South Korea’s Lee wins ruling party primary in scandal-overshadowed presidential race
SEOUL, Oct. 10 (Reuters) – Lee Jae-myung became the presidential candidate for South Korea’s ruling party on Sunday, hoping to overcome a real estate scandal and rally national support as Tory opponents trade spades against anal acupuncture and fortune tellers.
Lee, governor of Gyeonggi province and underdog of the party often critical of incumbent President Moon Jae-in, sealed his primary victory to represent the Democratic Party in the March 9 presidential election. Moon cannot stand for re-election under Korean law.
The leading candidate among a fractured group of mainstream conservative People’s Power, Yoon Seok-youl, has been caught up in his own scandals – including murky ties to an anal acupuncturist – and criticism he is basing on good-tellers. adventure.
“Previously, it was at most one candidate who had experienced such scandals, but the first two are both involved in scandals in this election, which shows that South Korea is regressing politically,” Lee Jun- han, professor of political science at Incheon National University.
Lee got 50.29% of the vote in an 11-round primary that ended on Sunday. His closest rival and initially establishment favorite, former Prime Minister Lee Nak-yon, finished with 39.14%.
His image as an outsider was once seen as a handicap to establishment competitors with closer ties to the outgoing Moon, but Lee rose to prominence with an aggressive response to the pandemic and a populist economic agenda.
Harassed by a scandal involving a residential development plan when he was mayor of Seongnam in 2015, Lee used his acceptance speech to promise progress on political issues, including pushing for a universal basic income and more affordable housing amid skyrocketing house prices.
Next year’s election represents “the ultimate battle against the corrupt establishment,” he said.
Prosecutors and police investigated the Seongnam Project amid controversy over Lee’s links to a former official, who was arrested for corruption related to the deal.

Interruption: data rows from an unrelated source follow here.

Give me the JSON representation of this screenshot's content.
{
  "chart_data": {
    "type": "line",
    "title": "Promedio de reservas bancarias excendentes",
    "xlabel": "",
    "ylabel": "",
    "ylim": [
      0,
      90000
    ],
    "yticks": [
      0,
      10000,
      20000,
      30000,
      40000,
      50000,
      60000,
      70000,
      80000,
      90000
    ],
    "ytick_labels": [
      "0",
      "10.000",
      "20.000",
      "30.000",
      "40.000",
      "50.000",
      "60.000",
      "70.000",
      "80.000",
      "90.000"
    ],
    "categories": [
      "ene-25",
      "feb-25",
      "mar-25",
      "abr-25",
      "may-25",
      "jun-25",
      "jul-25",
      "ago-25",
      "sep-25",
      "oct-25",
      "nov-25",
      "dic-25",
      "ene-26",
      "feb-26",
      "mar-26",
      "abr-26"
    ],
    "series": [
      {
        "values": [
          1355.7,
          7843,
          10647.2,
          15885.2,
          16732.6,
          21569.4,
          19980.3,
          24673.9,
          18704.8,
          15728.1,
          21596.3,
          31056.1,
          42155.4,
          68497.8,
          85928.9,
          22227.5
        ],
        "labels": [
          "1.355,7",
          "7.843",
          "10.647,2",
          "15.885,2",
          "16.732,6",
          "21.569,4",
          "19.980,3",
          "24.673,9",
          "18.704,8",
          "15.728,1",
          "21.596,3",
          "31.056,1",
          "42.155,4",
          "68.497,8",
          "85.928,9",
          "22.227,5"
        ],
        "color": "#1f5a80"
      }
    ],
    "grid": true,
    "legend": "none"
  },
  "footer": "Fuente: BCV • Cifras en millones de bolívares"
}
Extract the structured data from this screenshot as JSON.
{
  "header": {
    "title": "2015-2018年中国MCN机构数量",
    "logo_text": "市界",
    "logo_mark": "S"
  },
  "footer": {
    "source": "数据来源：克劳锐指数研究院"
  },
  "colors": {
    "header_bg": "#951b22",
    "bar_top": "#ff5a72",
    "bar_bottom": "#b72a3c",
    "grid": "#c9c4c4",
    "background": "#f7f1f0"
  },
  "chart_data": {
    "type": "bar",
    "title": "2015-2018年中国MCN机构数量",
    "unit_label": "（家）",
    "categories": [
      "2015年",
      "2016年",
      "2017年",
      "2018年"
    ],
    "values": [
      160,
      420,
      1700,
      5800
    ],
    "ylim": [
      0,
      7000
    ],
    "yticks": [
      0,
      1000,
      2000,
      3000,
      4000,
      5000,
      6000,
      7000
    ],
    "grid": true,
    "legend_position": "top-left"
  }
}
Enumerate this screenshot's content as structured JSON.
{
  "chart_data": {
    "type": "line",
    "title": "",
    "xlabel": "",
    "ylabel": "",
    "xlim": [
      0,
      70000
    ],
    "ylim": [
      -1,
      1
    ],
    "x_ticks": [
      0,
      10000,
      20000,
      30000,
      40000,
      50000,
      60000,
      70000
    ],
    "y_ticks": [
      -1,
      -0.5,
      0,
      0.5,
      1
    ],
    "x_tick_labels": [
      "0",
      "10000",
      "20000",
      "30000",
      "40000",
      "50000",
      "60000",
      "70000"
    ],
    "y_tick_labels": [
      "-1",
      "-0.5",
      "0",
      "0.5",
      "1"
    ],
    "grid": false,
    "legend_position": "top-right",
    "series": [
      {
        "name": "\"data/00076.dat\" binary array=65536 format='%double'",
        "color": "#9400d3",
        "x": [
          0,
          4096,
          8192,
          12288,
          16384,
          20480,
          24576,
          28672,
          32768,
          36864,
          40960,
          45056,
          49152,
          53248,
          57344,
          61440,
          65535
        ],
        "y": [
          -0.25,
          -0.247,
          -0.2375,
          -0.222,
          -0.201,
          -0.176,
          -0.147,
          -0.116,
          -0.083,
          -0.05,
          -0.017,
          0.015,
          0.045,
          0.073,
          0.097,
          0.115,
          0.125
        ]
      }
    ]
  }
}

Lee has denied any wrongdoing. His office did not respond to requests for comment.
Housing scandals are a particularly sensitive issue for voters in South Korea, where house prices have soared beyond the reach of many. Lee’s party has been damaged by allegations of real estate speculation.
On the other hand, Tory Yoon – a former attorney general who joined the opposition after rising to prominence in a political fight with President Moon – was coerced in a televised debate last week to distance himself from an unlicensed anal acupuncturist.
Yoon denied knowing the acupuncturist and said he “rarely” meets fortune tellers or shamans, who practice an ethnic Korean animist religion that dates back to prehistoric times and is widely consulted in South Korea.
The Yonhap News Agency said prosecutors were investigating a political interference scandal possibly involving Yoon. He cited him as calling the allegations a “political plot” to derail his candidacy.
Yoon denied any wrongdoing while he was a prosecutor. His campaign did not respond to requests for comment from Reuters.
His rival in the PPP primary, Hong Joon-pyo, on Saturday called a possible clash between Lee and Yoon a “criminal election.”
A combined poll of four voting services last week found Lee leading Yoon 44% to 33% in a hypothetical two-way race.
Conservatives made gains in local elections in April as the Democratic Party was mired in scandals, but wrangling in the primaries over things like shamanism threatens their chances of capitalizing in regular elections, Yang Seung-ham said. , longtime political analyst.